S. Öğün: Medeniyet Çıkmazı  

Bir medeniyet inşâsı ihtimâlini içinde taşıyan yegâne potansiyelin İslâmiyet olduğunu düşünenlerdenim. Bu potansiyeli görmek için Müslümân olmak bile gerekmez. Ehl-i nâmus herkes bunu görebilir. Bizzât ismi “barış” mânasına gelen başka bir din yok.

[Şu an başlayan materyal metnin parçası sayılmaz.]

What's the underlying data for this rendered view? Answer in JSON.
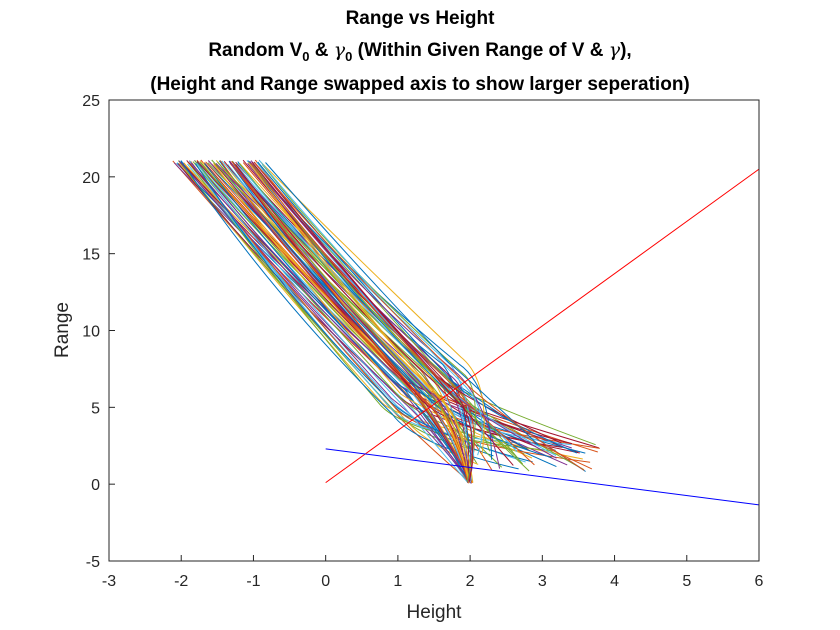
{
  "chart_data": {
    "type": "line",
    "title": {
      "line1": "Range vs Height",
      "line2_prefix": "Random V",
      "line2_sub1": "0",
      "line2_amp": " & ",
      "line2_gamma": "γ",
      "line2_sub2": "0",
      "line2_mid": " (Within Given Range of V & ",
      "line2_gamma2": "γ",
      "line2_suffix": "),",
      "line3": "(Height and Range swapped axis to show larger seperation)"
    },
    "xlabel": "Height",
    "ylabel": "Range",
    "xlim": [
      -3,
      6
    ],
    "ylim": [
      -5,
      25
    ],
    "xticks": [
      -3,
      -2,
      -1,
      0,
      1,
      2,
      3,
      4,
      5,
      6
    ],
    "yticks": [
      -5,
      0,
      5,
      10,
      15,
      20,
      25
    ],
    "grid": false,
    "reference_lines": [
      {
        "color": "#ff0000",
        "x": [
          0,
          6
        ],
        "y": [
          0.1,
          20.5
        ]
      },
      {
        "color": "#0000ff",
        "x": [
          0,
          6
        ],
        "y": [
          2.3,
          -1.35
        ]
      }
    ],
    "trajectories": {
      "count": 100,
      "colors": [
        "#0072BD",
        "#D95319",
        "#EDB120",
        "#7E2F8E",
        "#77AC30",
        "#4DBEEE",
        "#A2142F"
      ],
      "start_height_range": [
        -2.2,
        -0.8
      ],
      "start_range_range": [
        20.8,
        21.1
      ],
      "mid_height_range": [
        0.65,
        2.0
      ],
      "mid_range_range": [
        4.3,
        8.6
      ],
      "end_height_range": [
        1.95,
        3.8
      ],
      "end_range_range": [
        0.0,
        2.8
      ],
      "convergence_point": [
        2.0,
        0.05
      ]
    }
  }
}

Medeniyet monadolojisine inanmam. Hiçbir medeniyet, yek diğerinden kopuk değildir. Medeniyetlerin orijinalitesi veyâ saflığı târihsel olarak mümkün görünmez bana. Bu bakışı ayrıca çok da kompleksli ve kısırlaştırıcı bulduğumu söyleyebilirim. Ama modern dünyânın inşâsında bu analitik -monadolojik medeniyet görüşü maalesef esas alınmıştır. Bunu başlatanlar da modern dünyânın hâkim güçleri olmuştur. Batı medeniyetini medenî olmanın olmazsa olmaz şartı hâline getirenler; dışlayıcı bir tarzda ilkel-medenî farkından bahsedenler onlar olmuşlardır. Batı medeniyetini evrensel medeniyet olarak takdim etmek ve diğer medeniyetlerin mensuplarına bu medeniyetin normlarını dayatmak medeniyetler târihinin çeşitliliğine ve eşdeğerliliğine indirilmiş ağır bir darbeydi. Bunun akabinde medeniyet tartışmalarını artık tabiî süreçler ve etkileşimler değil, kompleksler idâre etmeye başladı. Tabiî olan kültürel karşılaşmalar ve komplekssiz etkileşimler üzerinden medeniyetlerin etkileşimi ve başkalaşmasıdır. Bu da bir zenginleşme alâmetidir. Bir farka işâret etmek yerinde olacaktır. Kültürel gerilimler târihte zaman zaman yaşanmıştır. “Yabancı” olan ile rastlaşmalar, ister bireysel, ister topluluksal seviyede olsun, güncel olarak çeşitli rahatsızlıklar, dışlamalar, hattâ gerilim ve çatışmalar doğurabilir. Ama “medenî” durum bu “güncel” çatışmaların “târihsel” seviyede hâllini ifâde eder. Şahsî kanâtim o dur ki, kültürler tek başlarına medeniyet üretmez; kendi hâline bırakılırsa çatışmaları kışkırtmaktan başka bir işe yaramaz. Medeniyet inşâsı ise kültürel çatışmaların üstesinden gelinebildiği durumlara işâret eder. Modernliğin insanlığa verdiği zarar, medeniyetin bir târihsel fırsat ve imkân olarak zayıflatılmasıdır.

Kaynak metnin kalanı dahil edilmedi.